This allows us to run its commands from anywhere in the terminal regardless of which directory we are in.Įcho "export SPARK_HOME=/opt/spark" > ~/.bashrcĮcho "export PATH=$PATH:$SPARK_HOME/bin:$SPARK_HOME/sbin" > ~/.bashrcĮcho "export PYSPARK_PYTHON=/usr/bin/python3" > ~/.bashrcĥ. To solve this, we configure environment variables for Spark by adding its home paths to the system’s a profile/bashrc file. Now, as we have moved the file to /opt directory, to run the Spark command in the terminal we have to mention its whole path every time which is annoying. sudo mkdir /opt/spark sudo tar -xf spark*.tgz -C /opt/spark -strip-component 1Īlso, change the permission of the folder, so that Spark can write inside it. To make sure we don’t delete the extracted folder accidentally, let’s place it somewhere safe i.e /opt directory.
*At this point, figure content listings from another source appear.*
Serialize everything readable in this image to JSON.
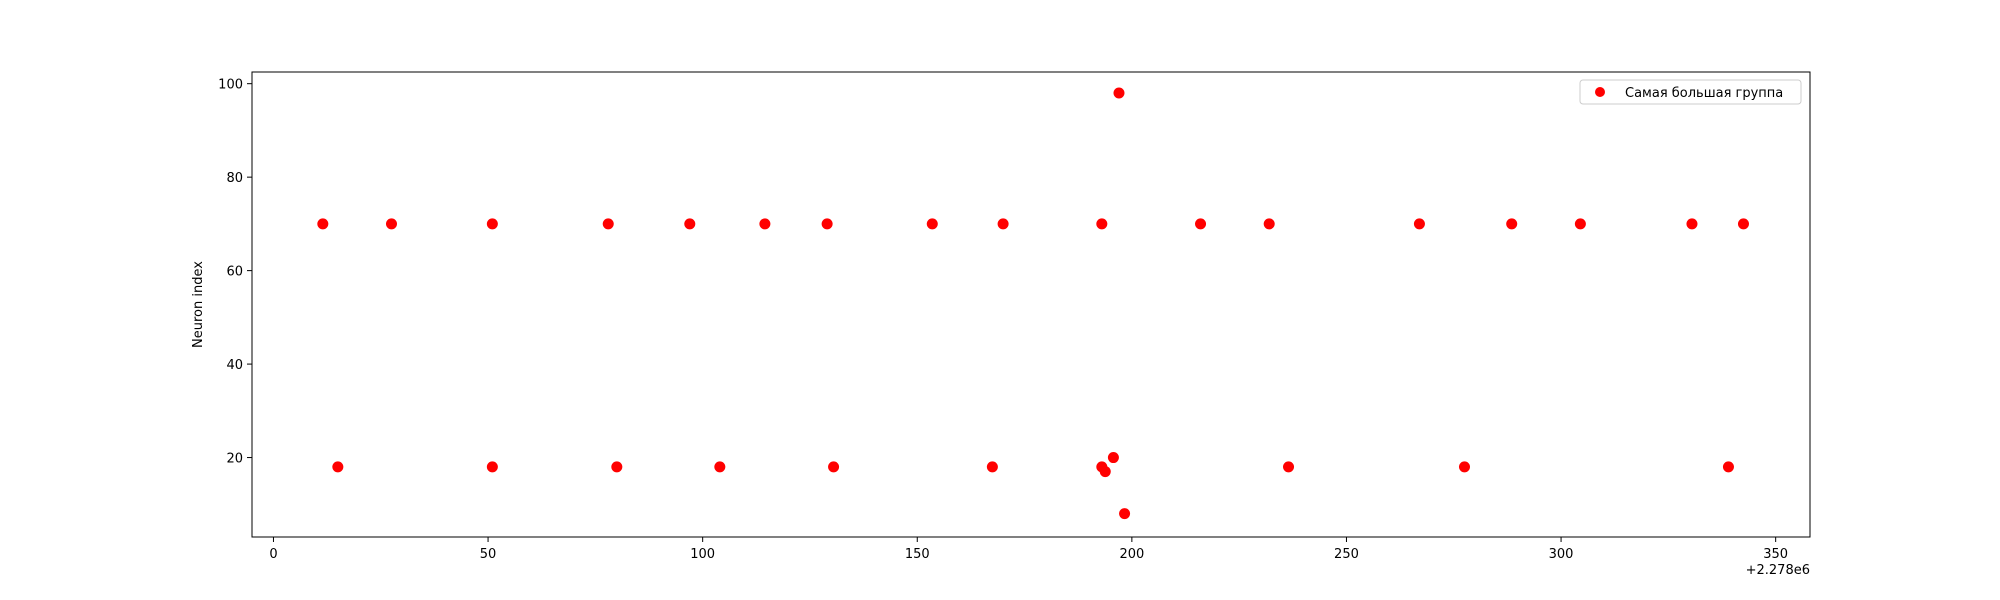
{
  "chart_data": {
    "type": "scatter",
    "title": "",
    "xlabel": "",
    "ylabel": "Neuron index",
    "x_offset_label": "+2.278e6",
    "xlim": [
      -5,
      358
    ],
    "ylim": [
      3,
      102.5
    ],
    "xticks": [
      0,
      50,
      100,
      150,
      200,
      250,
      300,
      350
    ],
    "yticks": [
      20,
      40,
      60,
      80,
      100
    ],
    "grid": false,
    "legend_position": "upper right",
    "series": [
      {
        "name": "Самая большая группа",
        "color": "#ff0000",
        "marker": "circle",
        "points": [
          {
            "x": 11.5,
            "y": 70
          },
          {
            "x": 15,
            "y": 18
          },
          {
            "x": 27.5,
            "y": 70
          },
          {
            "x": 51,
            "y": 70
          },
          {
            "x": 51,
            "y": 18
          },
          {
            "x": 78,
            "y": 70
          },
          {
            "x": 80,
            "y": 18
          },
          {
            "x": 97,
            "y": 70
          },
          {
            "x": 104,
            "y": 18
          },
          {
            "x": 114.5,
            "y": 70
          },
          {
            "x": 129,
            "y": 70
          },
          {
            "x": 130.5,
            "y": 18
          },
          {
            "x": 153.5,
            "y": 70
          },
          {
            "x": 167.5,
            "y": 18
          },
          {
            "x": 170,
            "y": 70
          },
          {
            "x": 193,
            "y": 70
          },
          {
            "x": 193,
            "y": 18
          },
          {
            "x": 193.8,
            "y": 17
          },
          {
            "x": 195.7,
            "y": 20
          },
          {
            "x": 197,
            "y": 98
          },
          {
            "x": 198.3,
            "y": 8
          },
          {
            "x": 216,
            "y": 70
          },
          {
            "x": 232,
            "y": 70
          },
          {
            "x": 236.5,
            "y": 18
          },
          {
            "x": 267,
            "y": 70
          },
          {
            "x": 277.5,
            "y": 18
          },
          {
            "x": 288.5,
            "y": 70
          },
          {
            "x": 304.5,
            "y": 70
          },
          {
            "x": 330.5,
            "y": 70
          },
          {
            "x": 339,
            "y": 18
          },
          {
            "x": 342.5,
            "y": 70
          }
        ]
      }
    ]
  }
}
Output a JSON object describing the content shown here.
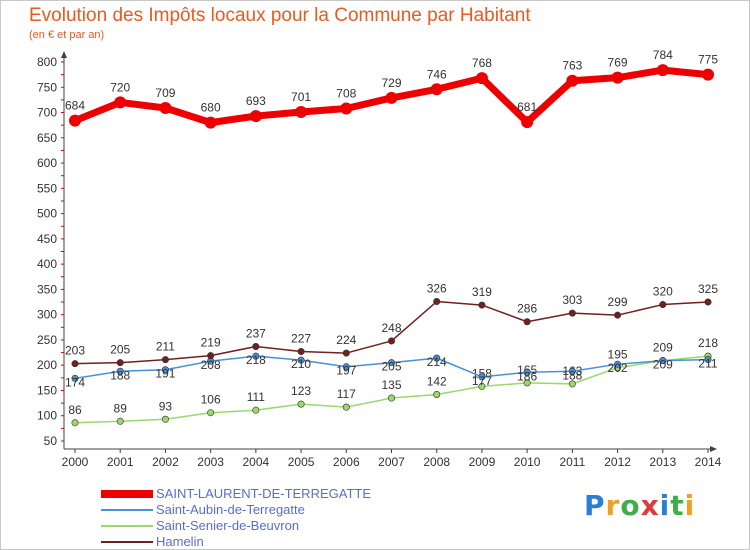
{
  "chart_data": {
    "type": "line",
    "title": "Evolution des Impôts locaux pour la Commune par Habitant",
    "subtitle": "(en € et par an)",
    "xlabel": "",
    "ylabel": "",
    "x": [
      "2000",
      "2001",
      "2002",
      "2003",
      "2004",
      "2005",
      "2006",
      "2007",
      "2008",
      "2009",
      "2010",
      "2011",
      "2012",
      "2013",
      "2014"
    ],
    "ylim": [
      50,
      800
    ],
    "yticks": [
      50,
      100,
      150,
      200,
      250,
      300,
      350,
      400,
      450,
      500,
      550,
      600,
      650,
      700,
      750,
      800
    ],
    "grid": false,
    "legend_position": "bottom-left",
    "series": [
      {
        "name": "SAINT-LAURENT-DE-TERREGATTE",
        "color": "#ee0000",
        "values": [
          684,
          720,
          709,
          680,
          693,
          701,
          708,
          729,
          746,
          768,
          681,
          763,
          769,
          784,
          775
        ]
      },
      {
        "name": "Saint-Aubin-de-Terregatte",
        "color": "#4a90d9",
        "values": [
          174,
          188,
          191,
          208,
          218,
          210,
          197,
          205,
          214,
          177,
          186,
          188,
          202,
          209,
          211
        ]
      },
      {
        "name": "Saint-Senier-de-Beuvron",
        "color": "#9ad86b",
        "values": [
          86,
          89,
          93,
          106,
          111,
          123,
          117,
          135,
          142,
          158,
          165,
          163,
          195,
          209,
          218
        ]
      },
      {
        "name": "Hamelin",
        "color": "#702020",
        "values": [
          203,
          205,
          211,
          219,
          237,
          227,
          224,
          248,
          326,
          319,
          286,
          303,
          299,
          320,
          325
        ]
      }
    ]
  },
  "logo": {
    "text": "Proxiti"
  }
}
APT INSTALL APACHE SPARK DOWNLOAD
Simply copy the download link of this tool and use it with wget or directly download on your system. Hence, here we are downloading the same, in case it is different when you are performing the Spark installation on your Ubuntu system, go for that. However, while writing this tutorial the latest version was 3.1.2. Now, visit the Spark official website and download the latest available version of it.
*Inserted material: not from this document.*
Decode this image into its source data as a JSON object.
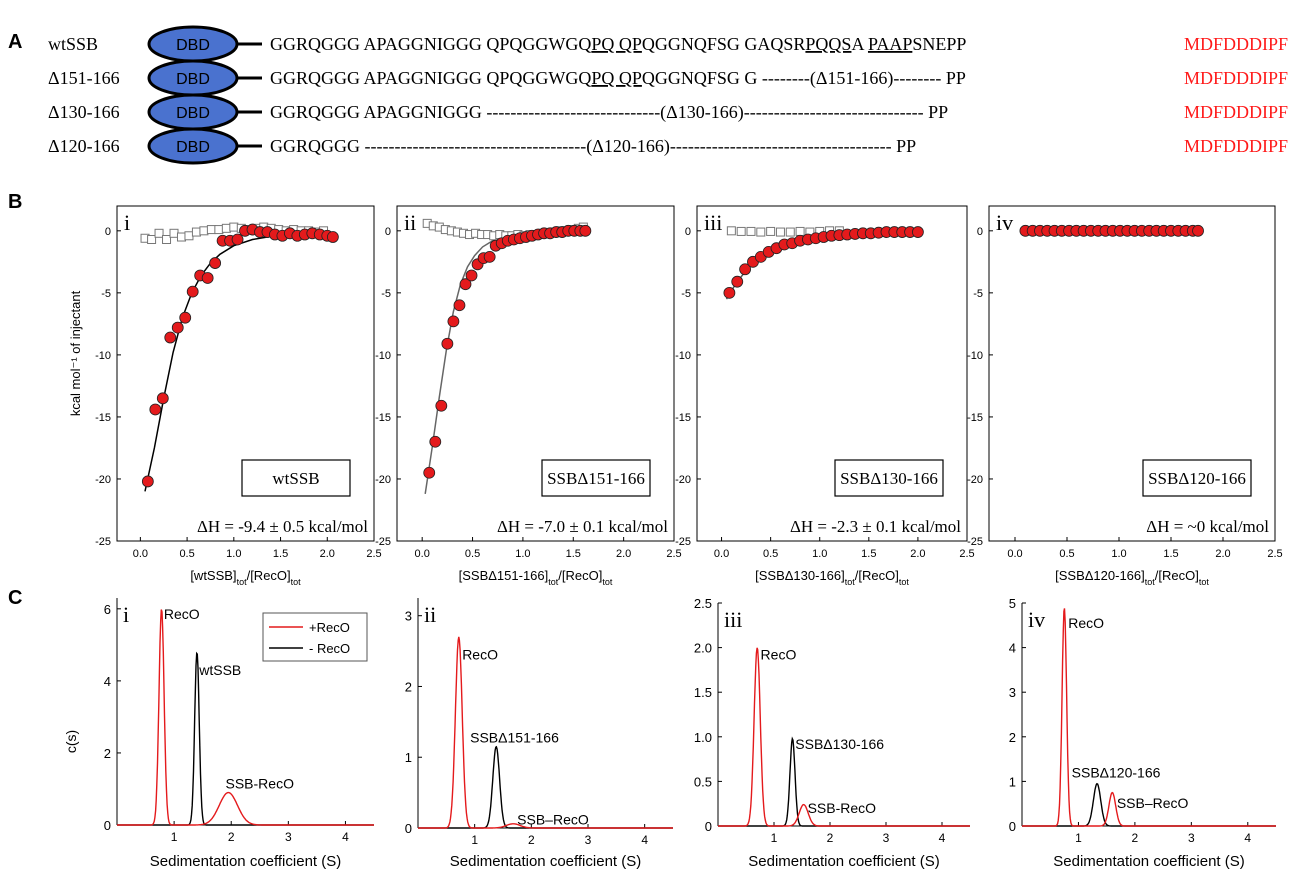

Here we are installing the latest available version of Jave that is the requirement of Apache Spark along with some other things – Git and Scala to extend its capabilities. The steps are given here can be used for other Ubuntu versions such as 21.04/18.04, including on Linux Mint, Debian, and similar Linux. Steps for Apache Spark Installation on Ubuntu 20.04 Access Spark Master (spark://Ubuntu:7077) – Web interface Start Apache Spark master server on Ubuntu
APT INSTALL APACHE SPARK HOW TO
Here we will see how to install Apache Spark on Ubuntu 20.04 or 18.04, the commands will be applicable for Linux Mint, Debian and other similar Linux systems.Īpache Spark is a general-purpose data processing tool called a data processing engine.